The party began that night — the Cavs stopped in Las Vegas on the way home — and continued Wednesday. Some fans arrived Tuesday and planned to sit near the rally stage all night to guarantee a good view. Some got in line at 5:30 a.m. Wednesday. Others took the train into downtown from the suburbs or hiked across bridges from nearby neighborhoods.

Somehow a group equal to almost a tenth of the population of the entire state found a way to congregate along the parade route. The fans sweated. They banged elbows, lining up 30-40 rows deep on each side of the streets. They waited, in some cases, seven hours to catch a glimpse of the players. They found perches in parking garages. One woman climbed a walk sign.

The size of the crowd delayed the start of the parade for hours and put the whole parade in doubt. Cleveland police officers, some on horses, finally cleared enough room in the center of the street to get the parade moving. Even then, the cars, trucks and assorted vehicles squeezed through with inches to spare.

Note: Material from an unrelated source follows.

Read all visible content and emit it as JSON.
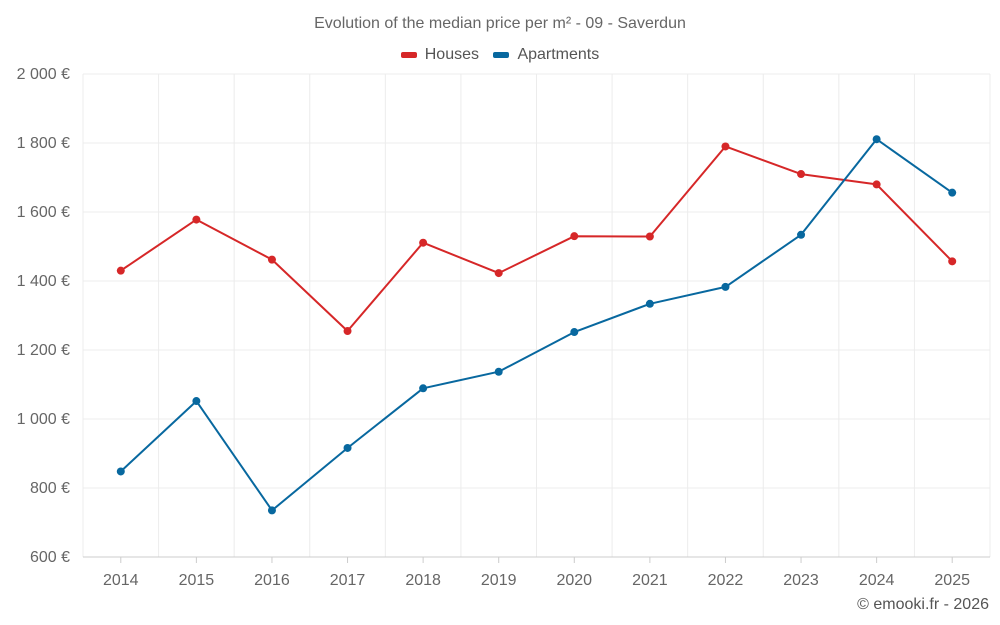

For most fans, the wait was worth it, especially when James, who earlier in the day announced he would return to the Cavs for the 2016-17 season, rode by toward the end of the parade.

“This means so much, seeing him come from where he came from,” said one fan, Monet Williams, from James’ hometown of Akron. “He started from the bottom and made it all the way to the top. This means a lot. This comes from the heart. I can understand his struggle.”

“LeBron has done so much for Akron,” said another Akron resident, Elisabeth Jackson. “It hurt us more when he left, but when he came back, it meant more, and when he won, it was everything.”

James stole the show with his speech at the rally. He talked about each of his teammates. He reserved his greatest praise for the Cavs’ young point guard, Kyrie Irving, who hit the go-ahead 3-pointer in the final minute of Game 7 against the Warriors.

“(Irving) thought I was blowing smoke up his (butt) early in the season when I said he could be the best point guard in our league and also the MVP in our league,” James said. “I know every single one of you who watched the finals saw what this guy is capable of doing, and he’s only 24. Oh my goodness. He doesn’t reach his prime for another three years.”